If you make a definition for a word init, mecrisp knows that it must, when stored in flash, execute the contents of that word when the controller is first booted. This allows a programmer to make a turnkey application that will run when the controller is switched on, and in this case if the word 72MHz is contained in the word init then it will be run on bootup, and the board will start running at full speed. Then, if the user wants to go back to 8 MHz operation, they can execute the 8MHz word interactively and the processor will drop back down to 8MHz.

Developing in Forth is very different to the C or arduino workflow commonly used for these microcontrollers. In the latter case, development is done on your pc, compiled to a binary program that is uploaded to the board if it compiles correctly, then executed, perhaps using a hardware debugger to ensure it’s doing what you thought it should be doing. In Forth, words are developed in RAM, tested in isolation and, when you are satisfied they work, are saved to flash from within the Forth interpreted environment. Development is done on the microcontroller via a serial terminal connection to a computer, but all the compiling is done in situ on the chip itself. In this way, you can use words like @ and ! to interrogate and change register settings in real time. Also, it’s very easy to write an assembler in Forth, allowing you to access the speed of assembly language from within Forth for those times when the overhead of the interpreter is too great (which with a processor as powerful as these is almost never, for my sorts of applications). When you get used to it, Forth can be a very powerful programming platform.

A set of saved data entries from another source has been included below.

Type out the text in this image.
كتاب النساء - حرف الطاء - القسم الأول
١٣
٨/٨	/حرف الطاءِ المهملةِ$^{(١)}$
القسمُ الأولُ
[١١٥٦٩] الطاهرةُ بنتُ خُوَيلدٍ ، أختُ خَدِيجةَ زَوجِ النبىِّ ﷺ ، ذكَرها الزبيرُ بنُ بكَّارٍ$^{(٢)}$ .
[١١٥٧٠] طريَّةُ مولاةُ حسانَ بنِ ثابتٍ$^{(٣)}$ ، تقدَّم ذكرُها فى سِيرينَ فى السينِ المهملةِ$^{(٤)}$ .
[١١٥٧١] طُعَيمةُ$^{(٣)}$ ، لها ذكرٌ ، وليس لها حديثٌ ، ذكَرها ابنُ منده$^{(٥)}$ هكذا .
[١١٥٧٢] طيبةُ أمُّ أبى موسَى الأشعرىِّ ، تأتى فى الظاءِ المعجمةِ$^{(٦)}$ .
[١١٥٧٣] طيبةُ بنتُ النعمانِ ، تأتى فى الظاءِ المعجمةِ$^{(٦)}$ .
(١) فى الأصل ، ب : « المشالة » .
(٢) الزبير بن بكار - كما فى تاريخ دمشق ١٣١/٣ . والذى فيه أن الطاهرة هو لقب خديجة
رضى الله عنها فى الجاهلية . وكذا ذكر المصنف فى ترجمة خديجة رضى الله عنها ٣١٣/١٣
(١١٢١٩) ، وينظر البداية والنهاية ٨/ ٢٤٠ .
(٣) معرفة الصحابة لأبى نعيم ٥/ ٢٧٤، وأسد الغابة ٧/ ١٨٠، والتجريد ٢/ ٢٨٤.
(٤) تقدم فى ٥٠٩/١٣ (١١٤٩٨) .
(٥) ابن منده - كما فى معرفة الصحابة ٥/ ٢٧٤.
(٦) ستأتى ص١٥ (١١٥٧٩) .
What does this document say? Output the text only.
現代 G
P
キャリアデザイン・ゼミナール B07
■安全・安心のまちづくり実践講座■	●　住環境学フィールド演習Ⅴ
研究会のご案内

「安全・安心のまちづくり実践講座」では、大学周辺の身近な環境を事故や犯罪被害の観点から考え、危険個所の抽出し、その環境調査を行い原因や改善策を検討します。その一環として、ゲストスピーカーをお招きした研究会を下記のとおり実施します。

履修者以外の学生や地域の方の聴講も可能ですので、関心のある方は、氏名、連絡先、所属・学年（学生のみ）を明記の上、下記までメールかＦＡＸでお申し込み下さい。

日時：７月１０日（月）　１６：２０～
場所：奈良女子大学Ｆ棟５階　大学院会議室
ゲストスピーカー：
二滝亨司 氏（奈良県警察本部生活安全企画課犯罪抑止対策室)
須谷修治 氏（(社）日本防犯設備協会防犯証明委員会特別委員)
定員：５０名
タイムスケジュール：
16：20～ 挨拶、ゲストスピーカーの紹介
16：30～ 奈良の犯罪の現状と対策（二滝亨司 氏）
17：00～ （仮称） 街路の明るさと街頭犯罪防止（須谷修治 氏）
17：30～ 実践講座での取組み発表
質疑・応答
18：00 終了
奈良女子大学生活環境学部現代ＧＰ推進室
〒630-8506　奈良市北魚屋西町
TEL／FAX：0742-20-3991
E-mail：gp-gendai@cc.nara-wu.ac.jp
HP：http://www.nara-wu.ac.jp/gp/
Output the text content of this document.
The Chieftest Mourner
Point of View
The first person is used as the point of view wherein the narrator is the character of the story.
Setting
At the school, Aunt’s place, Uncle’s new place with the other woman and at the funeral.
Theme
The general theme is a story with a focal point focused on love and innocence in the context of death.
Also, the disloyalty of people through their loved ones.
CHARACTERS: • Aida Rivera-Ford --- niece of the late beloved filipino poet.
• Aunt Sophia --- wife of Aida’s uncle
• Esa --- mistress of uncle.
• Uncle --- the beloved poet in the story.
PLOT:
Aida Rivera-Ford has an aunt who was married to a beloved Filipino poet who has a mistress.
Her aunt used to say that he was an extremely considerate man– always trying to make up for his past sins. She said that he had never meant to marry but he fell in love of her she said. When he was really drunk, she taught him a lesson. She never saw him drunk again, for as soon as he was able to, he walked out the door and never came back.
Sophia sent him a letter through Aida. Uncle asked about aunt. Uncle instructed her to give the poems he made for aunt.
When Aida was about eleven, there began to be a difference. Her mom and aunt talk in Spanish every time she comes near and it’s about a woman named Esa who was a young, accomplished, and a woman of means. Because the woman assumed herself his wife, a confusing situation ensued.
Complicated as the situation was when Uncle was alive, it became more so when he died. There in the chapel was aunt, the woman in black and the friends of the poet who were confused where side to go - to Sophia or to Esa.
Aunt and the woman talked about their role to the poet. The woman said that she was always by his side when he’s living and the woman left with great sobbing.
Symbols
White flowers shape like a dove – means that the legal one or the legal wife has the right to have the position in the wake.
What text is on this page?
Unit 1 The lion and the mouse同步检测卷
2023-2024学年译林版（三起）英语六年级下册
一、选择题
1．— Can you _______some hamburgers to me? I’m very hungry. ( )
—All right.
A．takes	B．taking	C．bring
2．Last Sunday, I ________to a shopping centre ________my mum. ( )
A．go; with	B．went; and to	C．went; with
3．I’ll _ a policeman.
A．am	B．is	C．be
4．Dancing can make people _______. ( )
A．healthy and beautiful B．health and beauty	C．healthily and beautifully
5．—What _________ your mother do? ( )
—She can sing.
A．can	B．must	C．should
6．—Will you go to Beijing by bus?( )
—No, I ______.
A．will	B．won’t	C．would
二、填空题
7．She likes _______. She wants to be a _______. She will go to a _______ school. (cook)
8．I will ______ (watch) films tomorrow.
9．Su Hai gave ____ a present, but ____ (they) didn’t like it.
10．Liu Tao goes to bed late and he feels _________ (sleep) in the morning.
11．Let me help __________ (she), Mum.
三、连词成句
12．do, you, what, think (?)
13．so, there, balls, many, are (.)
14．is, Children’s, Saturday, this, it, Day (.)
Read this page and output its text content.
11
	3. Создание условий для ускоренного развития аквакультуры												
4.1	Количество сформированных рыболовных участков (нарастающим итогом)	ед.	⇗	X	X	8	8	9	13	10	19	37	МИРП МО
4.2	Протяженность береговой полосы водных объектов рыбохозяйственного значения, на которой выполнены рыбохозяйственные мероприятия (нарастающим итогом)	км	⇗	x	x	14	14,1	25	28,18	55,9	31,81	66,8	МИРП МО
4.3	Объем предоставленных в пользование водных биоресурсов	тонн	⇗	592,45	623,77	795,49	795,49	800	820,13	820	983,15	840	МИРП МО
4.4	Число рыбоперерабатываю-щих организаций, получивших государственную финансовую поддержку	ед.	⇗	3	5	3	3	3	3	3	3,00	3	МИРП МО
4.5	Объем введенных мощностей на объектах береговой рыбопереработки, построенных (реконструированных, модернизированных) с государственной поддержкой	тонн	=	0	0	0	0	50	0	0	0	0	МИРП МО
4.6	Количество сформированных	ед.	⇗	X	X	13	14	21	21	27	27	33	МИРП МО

I’ve never really understood why this programming language never reached popularity in embedded programming circles. Forth has a reputation as a ‘forgotten’, or ‘old-fashioned’ language. People who say this forget how old C is. I guess C and its derivatives like arduino got a head start as a language that many programmers already knew from university courses, and I can see from an employer’s point of view it’s much easier to replace C programmers than Forth programmers — Forth code can be very idiosyncratic.

But for a small system like a microcontroller where codes are usually written by individuals or small teams, Forth’s interactivity and incremental debugging approach are very desirable characteristics. The biggest disadvantage, however, is that there is much less in the way of libraries for this language and, as in the case above, you end up doing everything at register level from scratch. Again, whether you find that an advantage or a disadvantage depends upon your viewpoint.

If you program microcontrollers and have not tried Forth, give mecrisp a try. I really enjoy programming microcontrollers this way. Who knows? You may, like me, never want to go back to the edit-compile-debug-upload-run way of doing things again!